Piper: You okay?
Paige: Nope.
Piper: I’ll be there momentarily with reinforcements!!!
Paige: Do me a favor and don’t tell Hunter. I’ll tell you everything later. Please.
Piper: Anything you need.
I wanted to talk to Hunter without the broken cooler in the middle. I wanted him for more than his handyman/hero thing, and I didn’t want to take advantage of his kindness anymore.
I watched the message thread blink out, then slumped against the counter. The hum of the deep freeze was the only sound left in the kitchen—a brittle, anxious noise that reminded me that it might also be on its last legs. Hunter had repaired it, but it was old; who knows how long it would last?
Outside, dusk pressed against the windows; the air was heavy with that lingering, sour smell, no matter how wide I opened the door. I thought about Piper and her promise of reinforcements, wondered who she’d bring, and worried a little about the parade of sympathy that might march into my cramped little world.
I wiped my hands on a towel and tried to push back the rising panic. The cooler was just an appliance, I told myself. But the stakes felt bigger: the inventory, the money wasted, the reputation I’d fought to build from nothing. It was all me now. I was no longer behind the scenes, as I had been when I was married.
I closed my eyes, drew in a shaky breath, and forced myself to remember everything I’d already survived—messier breakages, bigger disappointments, my freaking divorce. This was just a cooler, just a day. I could handle it.
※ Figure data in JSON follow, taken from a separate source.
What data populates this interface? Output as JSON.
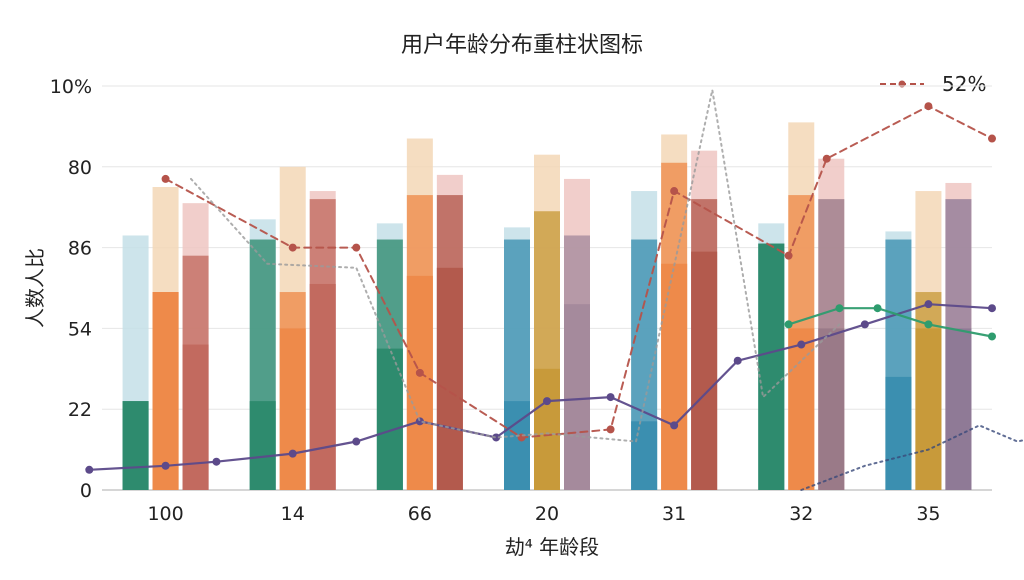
{
  "chart_data": {
    "type": "bar",
    "title": "用户年龄分布重柱状图标",
    "xlabel": "劫⁴ 年龄段",
    "ylabel": "人数人比",
    "y_tick_labels": [
      "0",
      "22",
      "54",
      "86",
      "80",
      "10%"
    ],
    "legend": [
      {
        "label": "52%",
        "color": "#b5534a"
      }
    ],
    "legend_position": "top-right",
    "grid": true,
    "ylim": [
      0,
      100
    ],
    "categories": [
      "100",
      "14",
      "66",
      "20",
      "31",
      "32",
      "35"
    ],
    "bar_series": [
      {
        "color": "#3b8fb0",
        "cap_color": "#c4dfe8",
        "top": [
          63,
          67,
          66,
          65,
          74,
          66,
          64
        ],
        "mid": [
          22,
          62,
          62,
          62,
          62,
          61,
          62
        ],
        "low": [
          22,
          22,
          35,
          22,
          17,
          61,
          28
        ]
      },
      {
        "color": "#ee8a4a",
        "cap_color": "#f3d7b6",
        "top": [
          75,
          80,
          87,
          83,
          88,
          91,
          74
        ],
        "mid": [
          49,
          49,
          73,
          69,
          81,
          73,
          49
        ],
        "low": [
          49,
          40,
          53,
          30,
          56,
          40,
          40
        ]
      },
      {
        "color": "#c26a5f",
        "cap_color": "#efc6c2",
        "top": [
          71,
          74,
          78,
          77,
          84,
          82,
          76
        ],
        "mid": [
          58,
          72,
          73,
          63,
          72,
          72,
          72
        ],
        "low": [
          36,
          51,
          55,
          46,
          59,
          40,
          40
        ]
      }
    ],
    "bar_colors_override": [
      [
        "#2e8b6e",
        "#ee8a4a",
        "#c26a5f"
      ],
      [
        "#2e8b6e",
        "#ee8a4a",
        "#c26a5f"
      ],
      [
        "#2e8b6e",
        "#ee8a4a",
        "#b35a4d"
      ],
      [
        "#3b8fb0",
        "#c89a3a",
        "#a58a9c"
      ],
      [
        "#3b8fb0",
        "#ee8a4a",
        "#b35a4d"
      ],
      [
        "#2e8b6e",
        "#ee8a4a",
        "#9a7a88"
      ],
      [
        "#3b8fb0",
        "#c89a3a",
        "#8f7a96"
      ]
    ],
    "series": [
      {
        "name": "52%",
        "color": "#b5534a",
        "style": "dashed",
        "points": [
          [
            0.0,
            77
          ],
          [
            1.0,
            60
          ],
          [
            1.5,
            60
          ],
          [
            2.0,
            29
          ],
          [
            2.8,
            13
          ],
          [
            3.5,
            15
          ],
          [
            4.0,
            74
          ],
          [
            4.9,
            58
          ],
          [
            5.2,
            82
          ],
          [
            6.0,
            95
          ],
          [
            6.5,
            87
          ]
        ]
      },
      {
        "name": "",
        "color": "#5c4a8a",
        "style": "solid",
        "points": [
          [
            -0.6,
            5
          ],
          [
            0.0,
            6
          ],
          [
            0.4,
            7
          ],
          [
            1.0,
            9
          ],
          [
            1.5,
            12
          ],
          [
            2.0,
            17
          ],
          [
            2.6,
            13
          ],
          [
            3.0,
            22
          ],
          [
            3.5,
            23
          ],
          [
            4.0,
            16
          ],
          [
            4.5,
            32
          ],
          [
            5.0,
            36
          ],
          [
            5.5,
            41
          ],
          [
            6.0,
            46
          ],
          [
            6.5,
            45
          ]
        ]
      },
      {
        "name": "",
        "color": "#2e9c6e",
        "style": "solid",
        "points": [
          [
            4.9,
            41
          ],
          [
            5.3,
            45
          ],
          [
            5.6,
            45
          ],
          [
            6.0,
            41
          ],
          [
            6.5,
            38
          ]
        ]
      },
      {
        "name": "",
        "color": "#9a9a9a",
        "style": "dotted",
        "points": [
          [
            0.2,
            77
          ],
          [
            0.8,
            56
          ],
          [
            1.5,
            55
          ],
          [
            2.0,
            17
          ],
          [
            2.6,
            13
          ],
          [
            3.0,
            14
          ],
          [
            3.7,
            12
          ],
          [
            4.3,
            99
          ],
          [
            4.7,
            23
          ],
          [
            5.3,
            41
          ]
        ]
      },
      {
        "name": "",
        "color": "#3a4a7a",
        "style": "dotted",
        "points": [
          [
            5.0,
            0
          ],
          [
            5.5,
            6
          ],
          [
            6.0,
            10
          ],
          [
            6.4,
            16
          ],
          [
            6.7,
            12
          ],
          [
            7.0,
            14
          ]
        ]
      }
    ]
  }
}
“Come on, Paige. You can do this,” I muttered, pressing the towel to my chest like it might soak up the panic knotting there.
I dragged out the old box fan from behind the mop sink, its cord knotted and its blades dusty from last summer. Setting it in the doorway, I cranked it up to high, letting the noisy gust scatter the heavy air toward the street. It wasn’t much, but it made the space feel a little less stifling.
Jasper poked his head in from the back, sleeves rolled. “Need a hand up here?” he asked, the hint of a smile undercutting the worry in his eyes. Without waiting for my answer, he moved to open the side windows. Then together, we worked silently—him wiping down the bar and tables with heavily scented lemon cleaner and me going to work on the floor.
Little by little, the smell dissipated, and I felt better about tonight.
Chapter 23
Hunter
Spencer was elbow-deep in a box of tools when I walked into the shop. The familiar smell of grease and metal was grounding, but I knew by the look on his face that whatever came out of his mouth next wasn’t going to sit right.
“The cooler at Paige’s place is dead,” he said, not even looking up. “Piper called Lucy, Lucy told me. It was a game of “Darlington Sister Telephone.” Thought you should know. I’m going over there to take a look.”
The wrench slipped in my hand. “She didn’t call me.”
“Nope.” He cracked open a soda and leaned back on the workbench. “You’ve been keeping your distance, huh? I mean, that’s what I heard.”
I didn’t answer. Not right away. I tried to ignore the way my chest tightened at Spencer’s words. I didn’t need reminders—every hour, every moment I spent alone, Paige’s absence filled my life like static. I kept my head down, sorted my tools into a bag, and pretended the conversation was strictly about broken appliances.
Spencer shrugged, the kind of gesture that didn’t need translation. “She’ll reach out when she’s ready.”
I wanted to believe him. But it felt like there was a wall between me and Paige, built out of all the things unsaid and the space she’d asked for.
Still, when Spencer grabbed his keys and gave me that look—the one that said,Don’t be an idiot—I found myself falling in behind him like always. The drive over was silent except for the clink of tools in the back seat, the unspoken worry about how Paige was holding up.
The tavern was quiet when we drove up, not yet open for business. I knew she was here. I saw her car in the lot when we drove around to the back to park. I hesitated, fighting the urge to go see her. Instead, I focused on the task—hopping out of Spencer’s truck, gathering our tools, anything to keep my hands busy and my mind off the ache I carried in her absence.
Spencer gave me a long look. “You think staying away from her is going to make your feelings any less obvious?”
My jaw tightened. “I’m not staying away. I’m just giving her what she asked for. Privacy. Space. Every time I walk into that bar, I feel like everyone in there can read me. She doesn’t want that right now, so I’m trying to respect it.”
He shot me a look like he was calling bullshit. “Fine. But come with me anyway. We’ll get the cooler running before she loses any more of her inventory.”
I followed him. Because staying away was one thing—but knowing she was hurting and not doing anything about it was something I couldn’t live with.
When we slipped in through the rear door, luckily, the smell was contained to the trash. Inside, there was nothing but the faint traces of cleaner and the familiar echo of quiet before opening.